IBM / page-lab

PageLab enables web performance, accessibility, SEO, etc testing at scale.
Apache License 2.0
19 stars 10 forks source link

Adjust how average data is displayed for a single page #32

Open amfred opened 5 years ago

amfred commented 5 years ago

We need to be able to see how different sets of pages are performing over time. Currently, when Page Lab shows the average data for a specific web page, it's averaging all of the results it has collected since the time the page was registered with the system. The longer a page has been tracked, the harder it will be to see the effect of changes made to the page and get feedback on how they positively or negatively affected performance.

I recommend making these updates: When viewing the details for one page's performance data, use a 30-day trailing average for the performance score as the basic display.
Also show these additional calculated metrics:

ecumike commented 5 years ago

For scalability, we do have updates planned to trim both the chart and the data table to show a shorter default timeframe, like "latest 2 weeks", and provide a UI which will allow a user to increase the data set to maybe 30, 60, or 90 day back.

Possible thought is to simply add two calendar pickers for start and end date, default to the past two weeks, and just let the user choose the data set range for the chart and the data table. UI will need some thought but I'm leaning towards simply 2 calendar date pickers for the chart and data table.

Note: All "average" numbers are stored in the database for fast access, calculating them on-the-fly would massively increase the report detail page load time, especially since user-timing measures are infinitely increasable, by page. Some thought would need to happen, or caveat be made for a feature request to allow custom date ranges for averages of all the KPI and user-timing measures.

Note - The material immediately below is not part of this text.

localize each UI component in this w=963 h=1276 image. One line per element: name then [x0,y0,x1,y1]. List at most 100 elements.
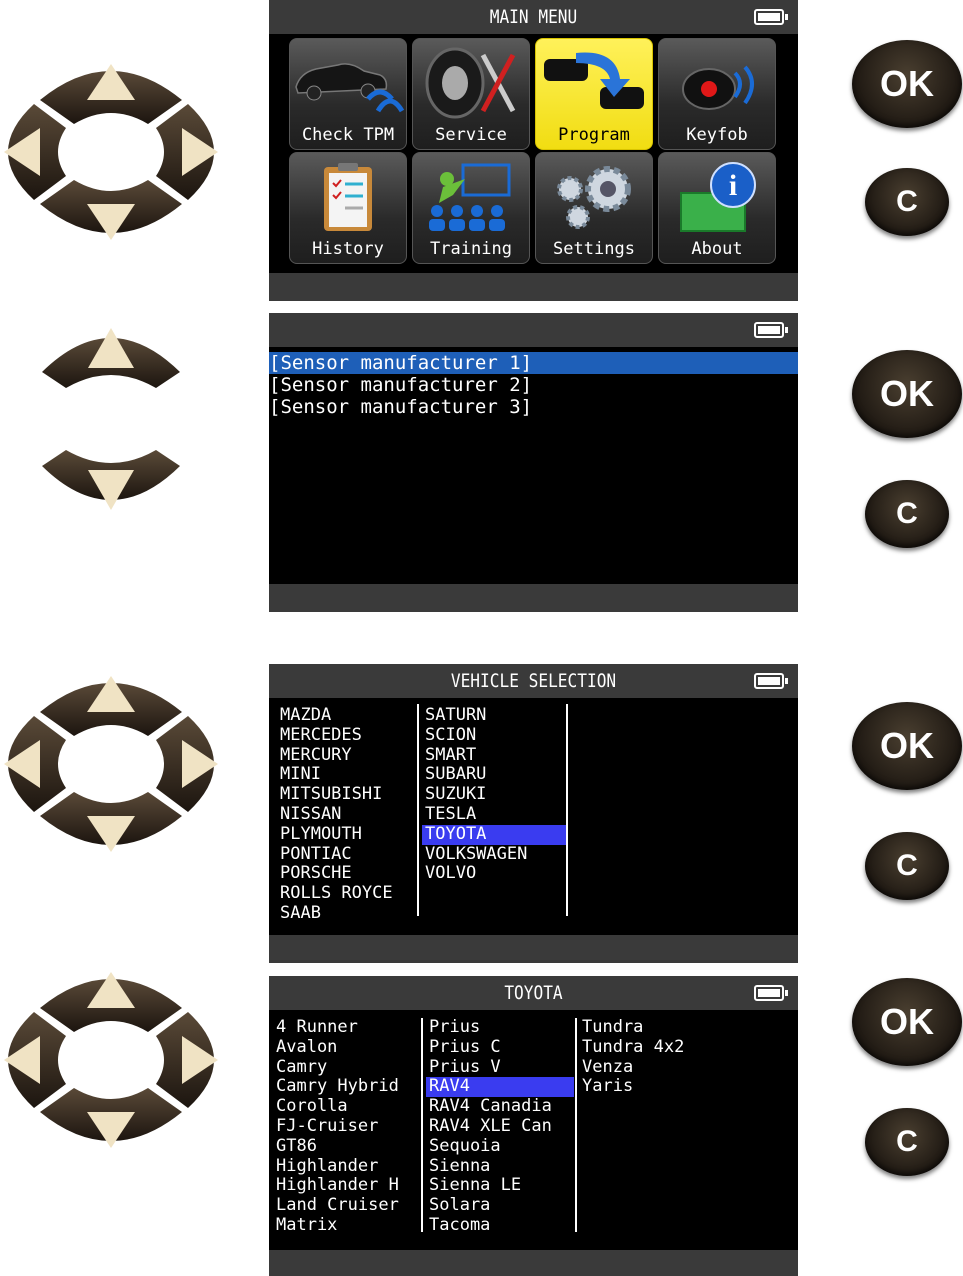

amfred commented 5 years ago

I'm not understanding why calculating the average of (14, 30, whatever) page speed scores for a single URL would take a long time. Isn't that a built-in SQL function? (pseudocode: SELECT AVG(score) FROM resultsTable WHERE ID="thisSpecificReportID" AND resultDate between "startDate" and "endDate")

Could we, as a first pass, have a single start and end date picker that applies to the entire page? I think the most common case would be that you would want to see the report details for the same dates as the averages.

amfred commented 5 years ago

Oh wait, I think I get it. You're calculating dozens of averages for each URL, and displaying all of those. Right now, are you calculating all of them at the end of a test run? How long does that take? So basically, for the page to make sense, all of the metrics would have to be re-calculated based on the date range.

I do agree that 2 weeks is a reasonable default.

rcalfredson commented 5 years ago

I have an idea for how it may be possible to prevent recalc slowdowns while still allowing for multiple time ranges. Perhaps there can be a new model added that defines a number of days back from present to calculate an average. This model would also keep track of the last time averages were calculated.

There would be a save method overriding the default, and this would begin with a guard clause to check whether the current date matches the date when last the averages were calculated. If yes, then that method would exit early, and if not, the averages would be recalculated.

The disadvantage of this approach is that it would only allow the user to select predefined time windows, but it would also reduce the likelihood of slowdowns resulting from an on-the-fly calculation. Do you think this makes sense? Thank you.

ecumike commented 5 years ago

For the chart and table this isn't an issue, for all the others it becomes an issue. The chart and data table is something I have on my todo list and is needed for performance (the table mostly). Making the whole page with range customizable is another animal and requires some research and thought.

daviddahl commented 5 years ago

I have an idea for how it may be possible to prevent recalc slowdowns while still allowing for multiple time ranges. Perhaps there can be a new model added that defines a number of days back from present to calculate an average. This model would also keep track of the last time averages were calculated.

I'm sure there is an accepted best practice for this kind of rolling average data storage / query. We'll have to do some research

amfred commented 5 years ago

I'm also wondering - have you researched why the database queries are slow yet? Per this comment above:

Note: All "average" numbers are stored in the database for fast access, calculating them on-the-fly would massively increase the report detail page load time, especially since user-timing measures are infinitely increasable, by page. Some thought would need to happen, or caveat be made for a feature request to allow custom date ranges for averages of all the KPI and user-timing measures. <

Would it be worthwhile to dig into the performance of the "calculate all averages" step to see if we can optimize that to the point where we can just run the queries live for the current (one-page) URL report, when the user requests a different time frame, rather than adding additional database caching to deal with slow performance?

I'm also thinking that statistically, we may only have to re-calculate averages for a few of the individual URL reports each week. Most people (non-engineers) will probably be OK with whatever the default time frame is, whether that's 30 days or 2 weeks.

I also want to clarify that I'm OK with only having this feature enabled after you drill down to a single-page URL report. I don't have a requirement, myself, to let a user change the default timeframe for the URL report comparison view (although I think that could have a better default as well).

amfred commented 5 years ago

I like what you've done already to show data for the last 15, 30, or 60 test runs. Thanks!